Oh, why, because I don't agree with this silliness about you having the right to kill your unborn baby?

Sorry, but *nobody* has the right to do that. Unless you can show me what crime the baby is guilty of.

Also, you need to learn to better distinguish the claim that some people should not enjoy a certain right, from the claim that they are *not people*. We don't extend children the right to vote, but that doesn't mean we think children are not persons.
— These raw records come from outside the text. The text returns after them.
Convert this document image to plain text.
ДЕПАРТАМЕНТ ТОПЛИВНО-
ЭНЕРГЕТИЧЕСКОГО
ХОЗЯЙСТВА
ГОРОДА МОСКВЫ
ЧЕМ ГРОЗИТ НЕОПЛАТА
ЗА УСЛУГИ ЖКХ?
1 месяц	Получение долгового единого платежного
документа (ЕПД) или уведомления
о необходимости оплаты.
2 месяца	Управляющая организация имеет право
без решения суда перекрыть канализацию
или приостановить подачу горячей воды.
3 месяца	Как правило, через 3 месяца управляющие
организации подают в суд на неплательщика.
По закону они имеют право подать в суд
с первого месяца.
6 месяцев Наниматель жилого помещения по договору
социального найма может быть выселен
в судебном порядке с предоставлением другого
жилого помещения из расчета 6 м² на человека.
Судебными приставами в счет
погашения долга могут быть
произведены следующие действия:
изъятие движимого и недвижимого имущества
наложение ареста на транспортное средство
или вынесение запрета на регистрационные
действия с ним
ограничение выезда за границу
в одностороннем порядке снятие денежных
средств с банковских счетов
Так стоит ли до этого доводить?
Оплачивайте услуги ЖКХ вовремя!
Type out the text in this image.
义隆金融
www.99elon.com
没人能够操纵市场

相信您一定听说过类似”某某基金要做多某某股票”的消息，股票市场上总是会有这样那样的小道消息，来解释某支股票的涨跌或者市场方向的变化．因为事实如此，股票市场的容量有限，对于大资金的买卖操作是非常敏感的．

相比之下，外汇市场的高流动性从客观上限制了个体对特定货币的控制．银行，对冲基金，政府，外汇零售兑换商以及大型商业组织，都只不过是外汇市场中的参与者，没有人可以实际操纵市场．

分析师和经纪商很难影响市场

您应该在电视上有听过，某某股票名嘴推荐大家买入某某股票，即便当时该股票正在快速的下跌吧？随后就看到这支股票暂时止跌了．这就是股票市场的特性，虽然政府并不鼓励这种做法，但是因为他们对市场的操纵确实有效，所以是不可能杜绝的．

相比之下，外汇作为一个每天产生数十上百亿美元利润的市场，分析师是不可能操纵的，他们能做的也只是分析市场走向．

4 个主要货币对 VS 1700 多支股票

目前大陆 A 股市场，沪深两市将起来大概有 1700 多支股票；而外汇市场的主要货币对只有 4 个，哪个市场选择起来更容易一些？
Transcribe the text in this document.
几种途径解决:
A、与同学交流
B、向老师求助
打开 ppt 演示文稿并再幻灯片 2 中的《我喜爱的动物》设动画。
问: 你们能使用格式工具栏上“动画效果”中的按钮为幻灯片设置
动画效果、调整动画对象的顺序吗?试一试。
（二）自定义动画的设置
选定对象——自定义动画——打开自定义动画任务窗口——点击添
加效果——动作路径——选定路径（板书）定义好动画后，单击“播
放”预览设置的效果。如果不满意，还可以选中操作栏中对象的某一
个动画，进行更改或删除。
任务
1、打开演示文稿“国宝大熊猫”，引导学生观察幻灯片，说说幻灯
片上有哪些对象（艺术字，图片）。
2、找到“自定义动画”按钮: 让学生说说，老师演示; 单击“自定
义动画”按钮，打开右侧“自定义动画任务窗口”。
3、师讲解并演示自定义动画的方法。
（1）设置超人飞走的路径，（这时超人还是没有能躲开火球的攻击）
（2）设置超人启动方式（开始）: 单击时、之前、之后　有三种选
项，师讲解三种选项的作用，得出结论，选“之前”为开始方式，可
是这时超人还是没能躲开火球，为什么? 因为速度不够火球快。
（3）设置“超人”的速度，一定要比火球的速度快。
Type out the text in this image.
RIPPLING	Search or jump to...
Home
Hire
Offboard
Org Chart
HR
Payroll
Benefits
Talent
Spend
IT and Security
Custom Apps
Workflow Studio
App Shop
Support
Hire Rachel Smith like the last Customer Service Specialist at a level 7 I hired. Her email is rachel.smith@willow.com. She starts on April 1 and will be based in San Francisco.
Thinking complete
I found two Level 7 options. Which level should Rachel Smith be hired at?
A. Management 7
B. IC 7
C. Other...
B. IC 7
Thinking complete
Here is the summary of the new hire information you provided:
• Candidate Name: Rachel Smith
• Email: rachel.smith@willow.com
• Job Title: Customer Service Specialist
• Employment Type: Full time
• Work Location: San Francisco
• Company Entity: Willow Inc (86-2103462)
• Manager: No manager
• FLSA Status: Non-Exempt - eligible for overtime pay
There's really only one side here who is trying to argue that other human beings are *not persons* and outside the protection of the law- which is again, the tactic of the Nazis and the Confederates. You ought to be ashamed of yourself, if you were capable of shame.

William Shears said...

I think Hector is forgetting that woman are people too. He gladly argues that all humans are people, but denies woman control over their bodies. How would he feel if the government decided to start telling men where they could drop their seed or not. If the situation were reversed he'd have a different opinion. His lack of compassion for others is astounding.

William Shears said...

Seeing as how the children in question would most likely grow up in poor homes and shoved into Ghettos where they would slowly starve or die I think people who advocate that unwanted pregnancies be carried to term are more Nazi than people who don't. Also, seeing as how these children would most likely grow up to make up the unskilled labor force that gets paid below a living wage, basically slavery, I also say that anti-woman advocates such as yourself are more like the CSA.

delagar said...

I know, William, but seriously, what's the point in engaging with Hector? He's indicated already in the other threads (as well as in this one) that (1) he runs his intellectual life by the rules of a theocratic fantasy and (2) that he considers women property to be controlled by men and (3) he thinks he's smarter than everyone in the room [Dunning-Kruger Effect, anyone?]

Given all that, further conversation seems pointless.